Media Release 8 Sep 2014
Family First NZ is writing to the Minister of Police Anne Tolley to ask her to have the Commissioner of Police review the decision of the police and Hawke’s Bay area commander Inspector Tania Kura not to prosecute the female streaker at the All Blacks game during the weekend.
“The decision by the police not to prosecute sends a dangerous message to copycats who also want their minute of fame. Families are rightly concerned that they and their children may be confronted by full nudity in a public place,” says Bob McCoskrie, National Director of Family First NZ.
“This was a family event attended by thousands of families and viewed by a worldwide audience. This case sets a dangerous precedent and means that families are more likely to be confronted by offensive and inappropriate behavior in public places where they should feel safe about taking their children.”

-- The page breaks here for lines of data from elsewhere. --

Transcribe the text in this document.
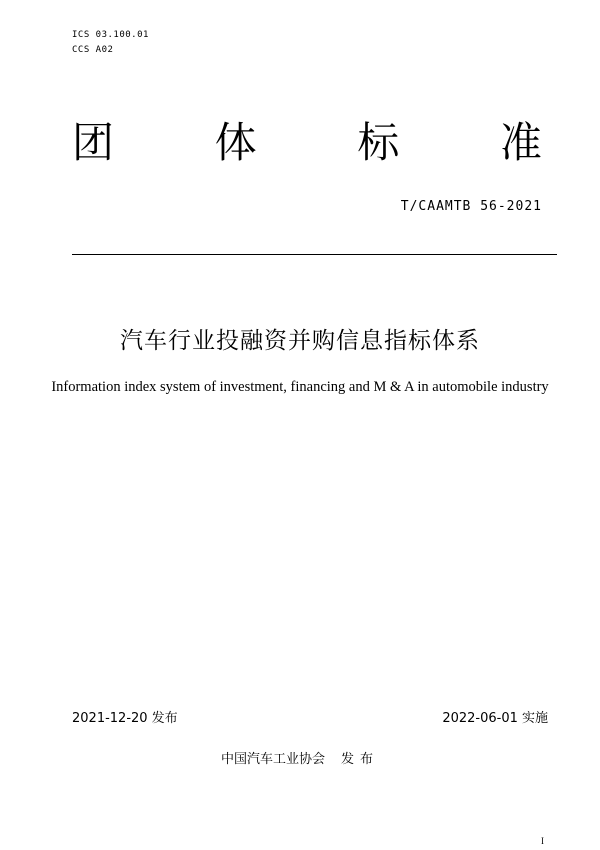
ICS 03.100.01
CCS A02
团 体 标 准
T/CAAMTB 56-2021
汽车行业投融资并购信息指标体系
Information index system of investment, financing and M & A in automobile industry
2021-12-20 发布	2022-06-01 实施
中国汽车工业协会 发布
I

Family First also notes that a man who streaked through the All Blacks Test in Dunedin in July was charged.
Family First is also critical of the media for their extensive visual coverage of the event.
“The best way to shut down these ‘show-ponies’ is to ignore them. Our understanding was that this was the policy being adopted by the media,” says Mr McCoskrie.
Family First has been calling on the government to amend the Crimes Act and Summary Offences Act to clarify the rules around public nudity to avoid any doubt and repeats of these types of events.
“The police should stop covering up offensive behaviour.”